ID: 3801156 • Letter: A

Question

A bank wants to store the account number of its customers (8-digit number) in an encrypted form on magnetic stripe ATM cards. Discuss the security of the following methods for storing the account numbers against an attacker who can read the magnetic stripe: (A) Store a cryptographic hash of the account number; (B) Store the ciphertext of the account number encrypted with the bank's public key using a public- key cryptosystem; (C) Store the ciphertext of the account number encrypted with the bank's secret key using a symmetric cryptosystem.

Explanation / Answer

Option (B)

Below is the explanation.

If you are developing a password-protected web site, you have to make a decision about how to store user password information securely.

What is "secure," anyway? Realize that the data in your database is not safe. What if the password to the database is compromised? Then your entire user password database will be compromised as well. Even if you are quite certain of the security of your database, your users' passwords are still accessible to all administrators who work at the web hosting company where your database is hosted. Scrambling the passwords using some home-brewed algorithm may add some obscurity but not true "security." Another approach would be to encrypt all passwords in your database using some industry-standard cipher, such as the Message-Digest Algorithm 5 (MD5).
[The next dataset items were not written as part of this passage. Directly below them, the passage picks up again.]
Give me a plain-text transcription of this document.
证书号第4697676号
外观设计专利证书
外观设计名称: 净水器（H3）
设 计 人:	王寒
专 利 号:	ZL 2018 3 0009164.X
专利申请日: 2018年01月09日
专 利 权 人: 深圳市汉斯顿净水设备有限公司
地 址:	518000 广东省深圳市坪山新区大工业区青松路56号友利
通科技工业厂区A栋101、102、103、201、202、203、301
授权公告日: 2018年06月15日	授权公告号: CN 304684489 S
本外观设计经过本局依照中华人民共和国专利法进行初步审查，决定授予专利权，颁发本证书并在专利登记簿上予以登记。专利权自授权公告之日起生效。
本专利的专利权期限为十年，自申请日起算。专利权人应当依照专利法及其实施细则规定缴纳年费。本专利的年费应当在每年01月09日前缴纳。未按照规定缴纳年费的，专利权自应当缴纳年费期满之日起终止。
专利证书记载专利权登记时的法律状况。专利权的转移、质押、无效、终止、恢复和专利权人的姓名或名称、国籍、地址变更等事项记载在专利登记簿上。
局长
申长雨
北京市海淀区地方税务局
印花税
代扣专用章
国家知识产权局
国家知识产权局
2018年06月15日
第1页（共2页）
MD5 encryption is a one-way hashing algorithm. Two important properties of the MD5 algorithm are that it is impossible to revert back an encrypted output to the initial, plain-text input, and that any given input always maps to the same encrypted value. This ensures that the passwords stored on the server cannot be deciphered by anyone. This way, even if an attacker gains reading permission to the user table, it will do him no good.

If you are developing a password-protected web site, you have to make a decision about how to store user password information securely.

What is "secure," anyway? Realize that the data in your database is not safe. What if the password to the database is compromised? Then your entire user password database will be compromised as well. Even if you are quite certain of the security of your database, your users' passwords are still accessible to all administrators who work at the web hosting company where your database is hosted. Scrambling the passwords using some home-brewed algorithm may add some obscurity but not true "security." Another approach would be to encrypt all passwords in your database using some industry-standard cipher, such as the Message-Digest Algorithm 5 (MD5).

MD5 encryption is a one-way hashing algorithm. Two important properties of the MD5 algorithm are that it is impossible to revert back an encrypted output to the initial, plain-text input, and that any given input always maps to the same encrypted value. This ensures that the passwords stored on the server cannot be deciphered by anyone. This way, even if an attacker gains reading permission to the user table, it will do him no good.